Influencer Urges Followers to Make Their Own Toothpaste, But It Will Be Worse Than Store-Bought

Paul Saladino, the physician-turned-social media personality who built his brand on an uncompromising carnivore lifestyle, has a new message for his followers: ditch your toothpaste.

In a video that has circulated widely online, Saladino demonstrates how to blend five pantry ingredients into what he describes as a superior alternative to commercial dental hygiene products.

“Conventional toothpaste is a scam,” he wrote in the caption accompanying the clip.

The recipe he presents is simple enough. Three heaping tablespoons of coconut oil, two tablespoons of baking soda, two tablespoons of bentonite clay, food-grade hydrogen peroxide diluted to 3%, and a few drops of peppermint essential oil.

“Coconut oil has antimicrobial properties,” he explains in the video, while characterizing baking soda as “a gentle abrasive.” He also credits the bentonite clay with a particular benefit, explaining that it “has a negative charge, so it pulls out metals, potentially other toxins from your mouth and gums.”

He even cautions viewers against using a metal spoon to mix the paste, citing concern that the clay might “pull trace metals out of the metal spoon.” The irony embedded in that warning appears entirely lost on him.

According to sources, Bentonite clay and other natural healing clays have been found to carry meaningful concentrations of arsenic and lead.
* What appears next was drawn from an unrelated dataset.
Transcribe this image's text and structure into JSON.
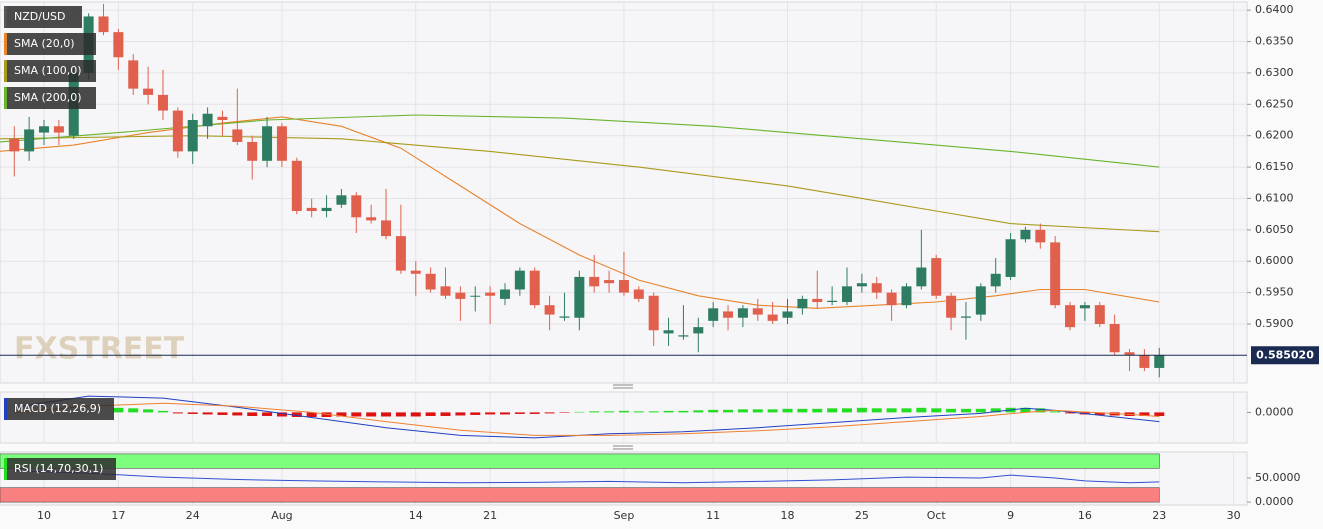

Research published in the Journal of the American Association for Laboratory Animal Science found that topical application of green clay paste resulted in the accumulation of lead in the liver and kidneys of test subjects, with the clay samples themselves registering elevated arsenic and lead levels.

The study concluded these products “should be used with caution,” particularly in contexts involving lead exposure or organ function. Rubbing a lead-containing stuff across your gums twice a day is hardly the detoxifying ritual Saladino is selling.

Then there is the matter of what his toothpaste is missing. Fluoride, the ingredient he implicitly dismisses when urging followers to abandon “garbage fluoride-filled toothpaste,” is not a scam.

It is one of the most rigorously studied and consistently effective tools in preventive dentistry, with decades of evidence supporting its role in strengthening enamel and reducing decay. Removing it from the equation does not make a dental product more natural. It makes it less effective.

For those who have followed Saladino’s career, the toothpaste pivot carries a familiar rhythm. He spent years as one of the loudest voices in the carnivore diet space, building an audience around absolute certainty.

Additionally, he wrote a book championing the carnivore approach as the optimal way for humans to eat. Then, quietly, the diet was modified to include fruit, without much in the way of explanation to the followers who had restructured their lives around his previous guidance.

His relationship with protein powder followed a similar arc. Saladino was previously unambiguous: “Why would you eat or drink a protein powder that is highly processed that is going to degrade so many of the vital nutrients in your food? Stop eating those bulls**t foods. Focus on real meat and organs. Whey protein, soy protein, beef protein isolate, they’re bulls**t.”

That video has since been removed from the internet, timed with the launch of his own whey protein product through his brand Heart and Soil, which he now describes as “the best whey protein powder on the planet.”

Fitness researcher and PhD Dr. Layne Norton has been among the more vocal critics tracking these reversals, noting not only the inconsistency of Saladino’s positions but also the selectivity with which he applies scientific skepticism.

Saladino has repeatedly dismissed epidemiological research as unreliable, particularly studies linking saturated fat or LDL cholesterol to cardiovascular disease. Yet he has been observed citing epidemiological data on Joe Rogan’s podcast when the findings aligned with his preferred conclusions. The credibility of a study, in his framework, appears to correlate with whether it supports his current stance.

Norton has been clear that changing one’s mind is not the problem. He has done it publicly himself, walking back earlier positions on intermittent fasting with a transparent explanation of what new evidence prompted the shift. What erodes trust is the pattern of declaring something categorically harmful or worthless and then marketing a version of that same thing without acknowledgment or accountability.

The toothpaste video closes with Saladino urging viewers to “send this video to somebody you know who’s using garbage fluoride-filled toothpaste and needs to make a natural one that is way better.”

Given what the research says about bentonite clay and what the evidence says about fluoride, that recommendation runs directly against the interests of the people he is asking his audience to reach.